Liana Christanty, misalnya. Seorang ibu yang juga merangkul anak-anak jalanan yang terdiri dari pemulung dan pengamen di wilayah Tubanan, Surabaya untuk kembali mengenyam bangku pendidikan lewat sekolah gratis.

Liana pun juga mendirikan sekolah gratis dan asrama yang diperuntukkan bagi perempuan korban pelecehan seksual dan hamil di luar nikah.
 
"Saya menganggap bahwa bayi tidak berdosa dan berhak memiliki kehidupan. Karena itu 13 tahun yang lalu berawal dari diskusi pada 1998 tentang anti aborsi. Dari sana ada gadis yang datang sebagai korban perkosaan di bus. Dia tidak bisa pulang kampung karena ditolak kampung halamannya," kata Liana.

Selain itu banyak perempuan yang terganggu jiwanya (gila) yang hidup terlantar di jalanan, menjadi korban pemerkosaan para preman hingga hamil. Liana menampungnya.

Setelah itu, Liana pun konsisten memerjuangkan asrama tersebut hingga sekarang.
 
Perjuangan inspiratif dari Nuraeni lain lagi. Wanita asal Makassar ini memberdayakan wanita di kampung nelayan, kampung Paotere, Makassar untuk memberikan pengajaran dalam pengolahan produk ikan.

Pengolahan produk ikan menghasilkan nugget, ikan tanpa tulang, ikan giling sehingga mereka dapat mencukupi kebutuhan hidupnya, serta meningkatkan nilai ekonomi.
 
"Saya tergugah memberdayakan wanita di pesisir Paotere. Awalnya, mereka tidak bisa menulis. Selain itu, para suami mereka pun banyak yang terjerat punggawa (tengkulak).

Dengan pemberdayaan yang saya berikan kepada para istri, maka mereka bisa terbebas dari jeratan utang di mana para tengkulak memberlakukan bagi hasil 50-60 persen," paparnya.

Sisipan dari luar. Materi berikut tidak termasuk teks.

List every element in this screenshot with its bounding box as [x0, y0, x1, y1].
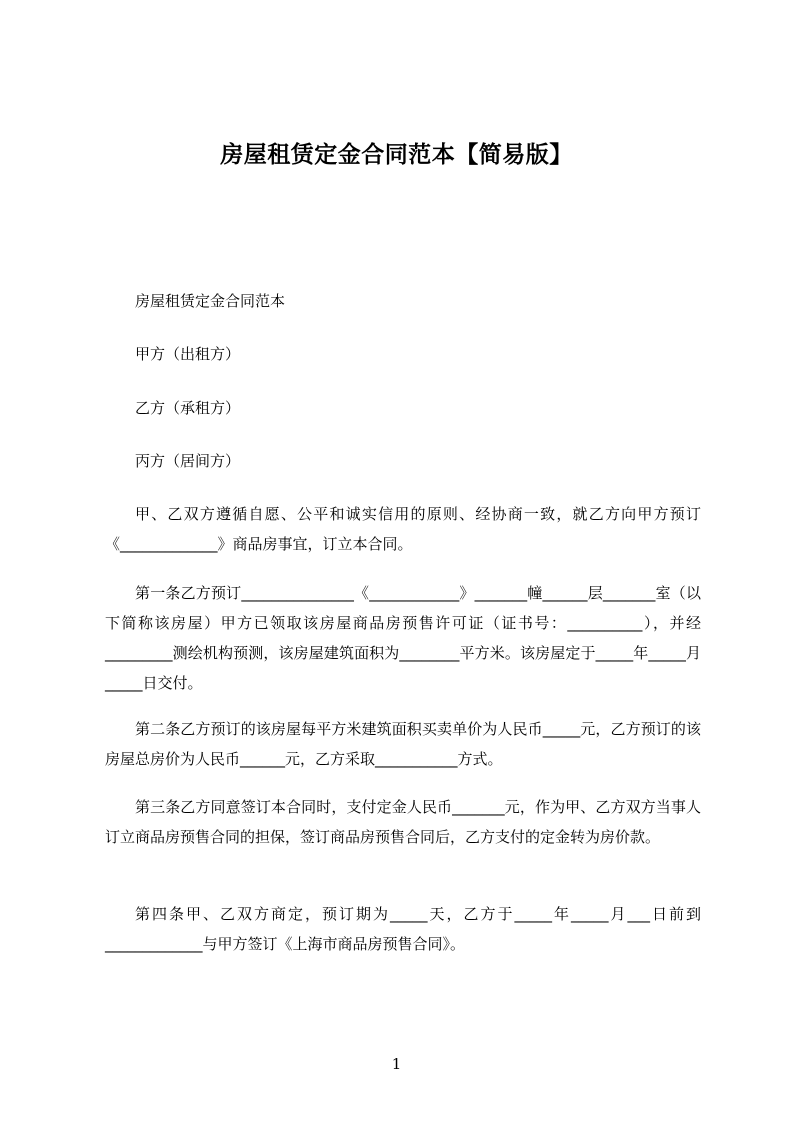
- document-title: 房屋租赁定金合同范本【简易版】: [220, 142, 573, 168]
- party-a-label: 甲方（出租方）: [135, 345, 241, 363]
- party-c-label: 丙方（居间方）: [135, 452, 241, 470]
- article-2-paragraph: 第二条乙方预订的该房屋每平方米建筑面积买卖单价为人民币_____元，乙方预订的该房屋总房价为人民币______元，乙方采取___________方式。: [105, 720, 701, 768]
- document-subtitle: 房屋租赁定金合同范本: [135, 292, 286, 310]
- article-1-paragraph: 第一条乙方预订_______________《____________》_______幢______层_______室（以下简称该房屋）甲方已领取该房屋商品房预售许可证（证书号：__________），并经_________测绘机构预测，该房屋建筑面积为________平方米。该房屋定于_____年_____月_____日交付。: [105, 584, 701, 692]
- article-4-paragraph: 第四条甲、乙双方商定，预订期为_____天，乙方于_____年_____月___日前到_____________与甲方签订《上海市商品房预售合同》。: [105, 905, 701, 953]
- intro-paragraph: 甲、乙双方遵循自愿、公平和诚实信用的原则、经协商一致，就乙方向甲方预订《_____________》商品房事宜，订立本合同。: [105, 505, 701, 553]
- article-3-paragraph: 第三条乙方同意签订本合同时，支付定金人民币_______元，作为甲、乙方双方当事人订立商品房预售合同的担保，签订商品房预售合同后，乙方支付的定金转为房价款。: [105, 798, 701, 846]
- page-number: 1: [391, 1055, 402, 1073]
- party-b-label: 乙方（承租方）: [135, 399, 241, 417]
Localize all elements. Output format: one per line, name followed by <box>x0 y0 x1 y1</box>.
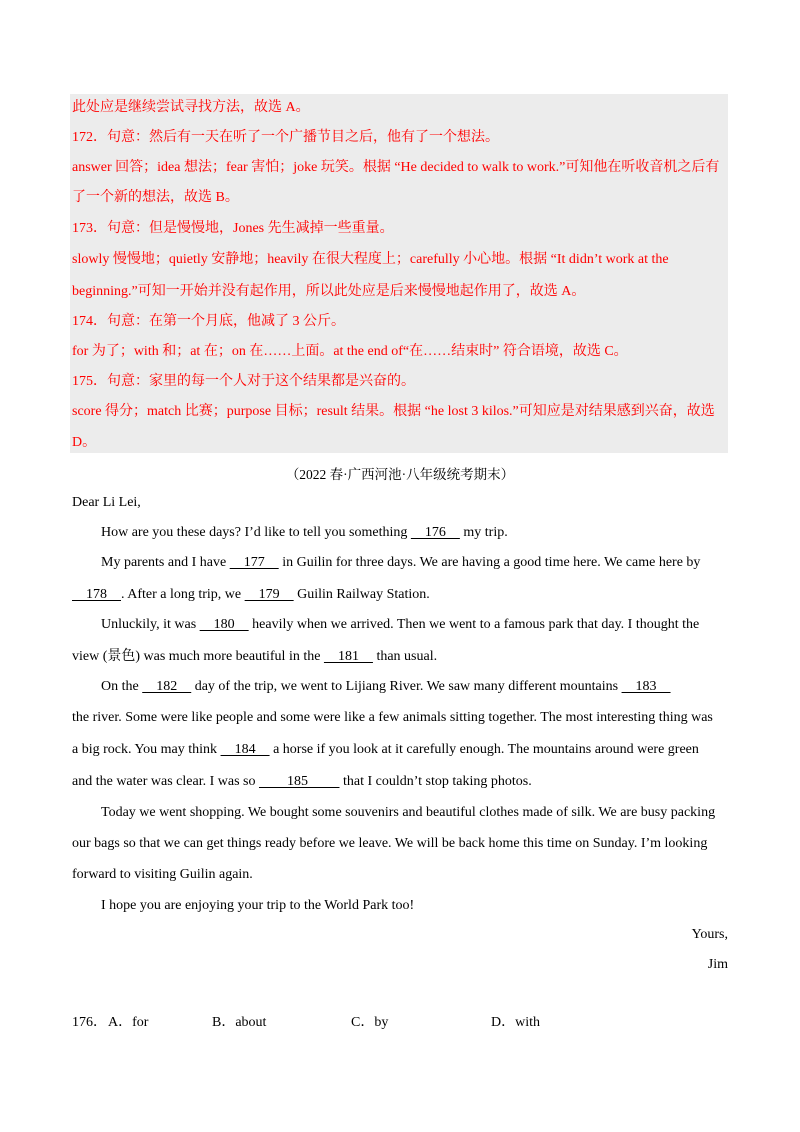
blank-184[interactable]: 184 <box>220 742 270 757</box>
letter-paragraph-line <box>101 524 508 542</box>
letter-paragraph-line <box>72 741 699 759</box>
letter-signature: Jim <box>707 957 728 972</box>
blank-180[interactable]: 180 <box>199 617 249 632</box>
letter-paragraph-line <box>72 586 430 604</box>
option-a[interactable]: A．for <box>108 1015 149 1030</box>
answer-line-1: 此处应是继续尝试寻找方法，故选 A。 <box>72 100 310 115</box>
text: Unluckily, it was <box>101 617 200 632</box>
source-citation: （2022 春·广西河池·八年级统考期末） <box>285 467 515 482</box>
blank-185[interactable]: 185 <box>258 774 340 789</box>
answer-line-3: answer 回答；idea 想法；fear 害怕；joke 玩笑。根据 “He decided to walk to work.”可知他在听收音机之后有 <box>72 160 720 175</box>
blank-182[interactable]: 182 <box>142 679 192 694</box>
option-b[interactable]: B．about <box>212 1015 267 1030</box>
option-d[interactable]: D．with <box>491 1015 540 1030</box>
blank-179[interactable]: 179 <box>244 587 294 602</box>
letter-paragraph-line: the river. Some were like people and some were like a few animals sitting together. The most interesting thing was <box>72 710 713 725</box>
blank-181[interactable]: 181 <box>323 649 373 664</box>
question-number: 176． <box>72 1015 107 1030</box>
letter-paragraph-line <box>72 773 532 791</box>
blank-177[interactable]: 177 <box>229 555 279 570</box>
text: that I couldn’t stop taking photos. <box>339 774 532 789</box>
text: view (景色) was much more beautiful in the <box>72 649 324 664</box>
text: in Guilin for three days. We are having a good time here. We came here by <box>278 555 701 570</box>
text: How are you these days? I’d like to tell you something <box>101 525 411 540</box>
answer-line-7: beginning.”可知一开始并没有起作用，所以此处应是后来慢慢地起作用了，故选 A。 <box>72 284 586 299</box>
letter-paragraph-line: I hope you are enjoying your trip to the World Park too! <box>101 898 415 913</box>
letter-paragraph-line: forward to visiting Guilin again. <box>72 867 253 882</box>
letter-paragraph-line <box>101 554 700 572</box>
option-c[interactable]: C．by <box>351 1015 389 1030</box>
answer-line-9: for 为了；with 和；at 在；on 在……上面。at the end of“在……结束时” 符合语境，故选 C。 <box>72 344 628 359</box>
blank-176[interactable]: 176 <box>410 525 460 540</box>
text: and the water was clear. I was so <box>72 774 259 789</box>
blank-183[interactable]: 183 <box>621 679 671 694</box>
answer-line-5: 173．句意：但是慢慢地，Jones 先生减掉一些重量。 <box>72 221 394 236</box>
answer-explanation-box <box>70 94 728 453</box>
text: heavily when we arrived. Then we went to a famous park that day. I thought the <box>248 617 700 632</box>
letter-paragraph-line: Today we went shopping. We bought some souvenirs and beautiful clothes made of silk. We are busy packing <box>101 805 716 820</box>
text: a big rock. You may think <box>72 742 221 757</box>
letter-closing: Yours, <box>691 927 728 942</box>
text: . After a long trip, we <box>121 587 245 602</box>
answer-line-4: 了一个新的想法，故选 B。 <box>72 190 239 205</box>
answer-line-6: slowly 慢慢地；quietly 安静地；heavily 在很大程度上；carefully 小心地。根据 “It didn’t work at the <box>72 252 669 267</box>
answer-line-10: 175．句意：家里的每一个人对于这个结果都是兴奋的。 <box>72 374 415 389</box>
letter-greeting: Dear Li Lei, <box>72 495 141 510</box>
answer-line-12: D。 <box>72 435 97 450</box>
text: My parents and I have <box>101 555 230 570</box>
blank-178[interactable]: 178 <box>72 587 121 602</box>
answer-line-11: score 得分；match 比赛；purpose 目标；result 结果。根据 “he lost 3 kilos.”可知应是对结果感到兴奋，故选 <box>72 404 715 419</box>
answer-line-8: 174．句意：在第一个月底，他减了 3 公斤。 <box>72 314 345 329</box>
letter-paragraph-line: our bags so that we can get things ready before we leave. We will be back home this time on Sunday. I’m looking <box>72 836 708 851</box>
text: day of the trip, we went to Lijiang River. We saw many different mountains <box>191 679 622 694</box>
text: Guilin Railway Station. <box>293 587 430 602</box>
letter-paragraph-line <box>72 648 437 666</box>
text: a horse if you look at it carefully enough. The mountains around were green <box>269 742 699 757</box>
answer-line-2: 172．句意：然后有一天在听了一个广播节目之后，他有了一个想法。 <box>72 130 499 145</box>
text: than usual. <box>372 649 438 664</box>
letter-paragraph-line <box>101 678 671 696</box>
text: my trip. <box>459 525 508 540</box>
letter-paragraph-line <box>101 616 699 634</box>
text: On the <box>101 679 143 694</box>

Menurut pengakuannya, sudah sering dia mendapat ancaman dibunuh oleh pihak punggawa dan preman  setempat karena kiprahnya. Tapi dia tetap teguh dan sabar berjuang.alt


Pada kesempatan itu, wartawan Erabaru.net sempat mewancarai Ully Hary Rusady yang populer dengan Ully Sigar, yang juga kakak kandung artis Paramitha Rusady.

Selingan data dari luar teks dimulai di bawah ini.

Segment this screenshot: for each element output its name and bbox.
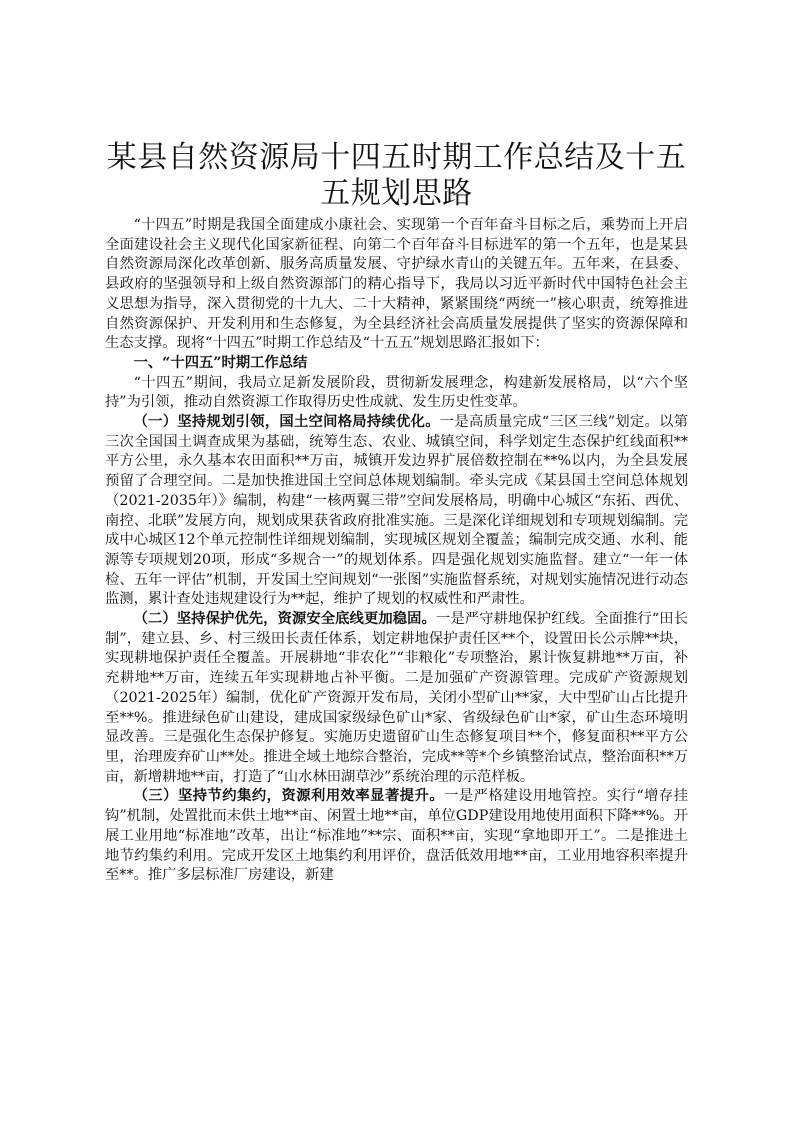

Ully mendapat penghargaan kali ini terkait kiprahnya melalui Yayasan Garuda Nusantara yang ia dirikan.

 Yayasan itu bergerak dalam bidang konservasi alam, diklat, posko relawan dan berbagai program berwawasan lingkungan lainnya.

Ia juga memperkenalkan manfaat tanaman Sansiviera (Lidah Mertua) yang ternyata mampu mengolah energi dan oksigen.

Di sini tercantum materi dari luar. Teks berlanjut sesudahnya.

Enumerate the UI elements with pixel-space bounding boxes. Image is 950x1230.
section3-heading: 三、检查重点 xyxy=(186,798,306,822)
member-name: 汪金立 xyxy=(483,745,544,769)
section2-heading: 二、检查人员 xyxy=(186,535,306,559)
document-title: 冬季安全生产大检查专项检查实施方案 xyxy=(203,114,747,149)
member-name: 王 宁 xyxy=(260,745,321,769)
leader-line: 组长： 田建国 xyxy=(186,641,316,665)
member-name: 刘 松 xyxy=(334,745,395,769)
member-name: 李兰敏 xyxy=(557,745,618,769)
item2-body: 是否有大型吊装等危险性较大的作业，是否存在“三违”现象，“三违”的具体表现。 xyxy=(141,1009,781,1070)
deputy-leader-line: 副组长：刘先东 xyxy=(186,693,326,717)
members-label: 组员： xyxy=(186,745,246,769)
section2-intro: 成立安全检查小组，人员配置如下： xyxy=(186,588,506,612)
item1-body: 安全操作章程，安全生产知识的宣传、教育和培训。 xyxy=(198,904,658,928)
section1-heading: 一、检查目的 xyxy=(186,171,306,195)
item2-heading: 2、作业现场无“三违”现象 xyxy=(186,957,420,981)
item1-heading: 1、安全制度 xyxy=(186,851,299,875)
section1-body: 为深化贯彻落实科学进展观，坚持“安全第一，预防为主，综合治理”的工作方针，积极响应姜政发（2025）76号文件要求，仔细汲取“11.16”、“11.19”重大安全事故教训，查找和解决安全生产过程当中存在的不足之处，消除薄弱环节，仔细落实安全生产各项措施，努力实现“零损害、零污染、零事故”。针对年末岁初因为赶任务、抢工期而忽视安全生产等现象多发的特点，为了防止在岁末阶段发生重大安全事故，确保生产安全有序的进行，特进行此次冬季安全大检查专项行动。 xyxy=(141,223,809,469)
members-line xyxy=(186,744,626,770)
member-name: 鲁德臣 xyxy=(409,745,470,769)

Orang awam mengenalnya sebagai pencipta lagu, penyanyi balada, guru musik (pendiri sekolah musik Vini Vidi Vici).

Namun penduduk jauh dipelosok hutan-hutan di Indonesia mengenalnya sebagai "Bunda" yang peduli akan konservasi alam dan aktifis lingkungan.

Peraih banyak penghargaan luar dan dan dalam negeri ini, mempunyai cara tersendiri untuk mengatasi
pembalakan liar hutan-hutan khatulistiwa.  

Diantara pemenang award ini terdapat:
Amalia Yunita Koruan, Anne Avantie, Amy Atmanto, Alberthiene Endah, Asma Nadia, Anita Lie, Anita Moran, Atih Kurniati, Budiyati Abiyoga, Christine Hakim, Dalinem, Elizabeth Wahyu, Elly Kasim, Eros Rosita, Gusti Kanjeng Ratu Hemas, Harini Bambang Wahono, Helvy Tiana Rosa, Irma Hikmayanti, Julita Joylita, Kadek Eka Citrawati, Luh Ketut Suryani, Mira Lesmana, Mooryati Soedibyo, Murti Bunanta, dan Nafsiah Mboi Walinono.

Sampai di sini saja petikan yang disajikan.